44 projects across England can now offer more opportunities for disabled people to play sport thanks to £8 million worth of funding announced by Sport England.
Sport England’s Inclusive Sport fund aims to give disabled people more opportunities to play sport by investing in organisations with the right expertise, partnerships and links to the disability sector to make this happen. This includes funding for development and start-up costs of new initiatives, and for education and training, so that groups can become more self-sufficient in providing sporting opportunities.
Sport England Director of Insight, Lisa O’Keefe, said: “Record numbers of disabled people now play sport and this is thanks to the tireless energy of organisations, coaches and volunteers across the country. We are delighted to be able to support them by awarding this funding, so that we can continue to improve opportunities and make a real difference in communities.”
One organisation to receive funding is Sense, the National Deafblind and Rubella Association. £250,000 of funding will allow Sense to pilot opportunities for 360 deafblind people to try out eight different sports in two regions across the country. It will also fund the training of 16 sports coaches, eight deafblind people and 120 local support workers to deliver sports activities to deafblind people.
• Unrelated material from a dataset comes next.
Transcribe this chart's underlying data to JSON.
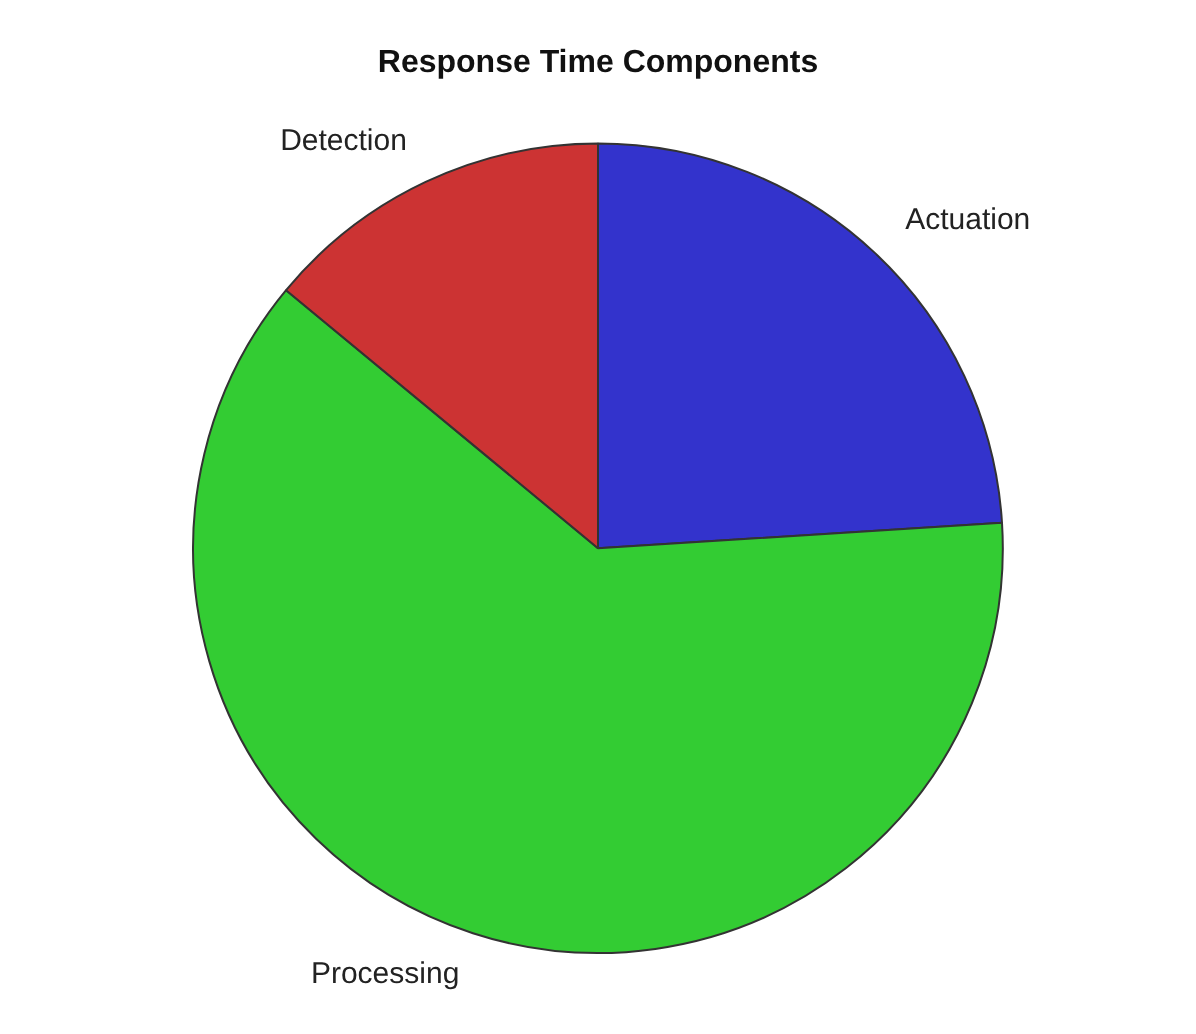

The Rotherham United Community Sports Trust will also receive £168,141 to train support staff and carers to provide sporting opportunities for adults with mental health issues who have limited access to sport.
The number of disabled people playing sport regularly is on the rise. In December 2013, Sport England’s Active People Survey – an annual, in-depth measure of the nation’s sporting habits – revealed that a record number of disabled people in England now play sport each week. However, non-disabled people are still twice as likely to play sport as disabled people (39.2 per cent compared to 18.5 per cent), which is why Sport England continues to focus attention and investment to address this imbalance.
Since the Inclusive Sport fund launched, £17.1 million has been invested in 88 projects that make sport a viable lifestyle choice for disabled people. Sport England also funds disability sport equipment and recently awarded £1 million to 141 clubs to help them buy equipment that will allow disabled people to give sport a go.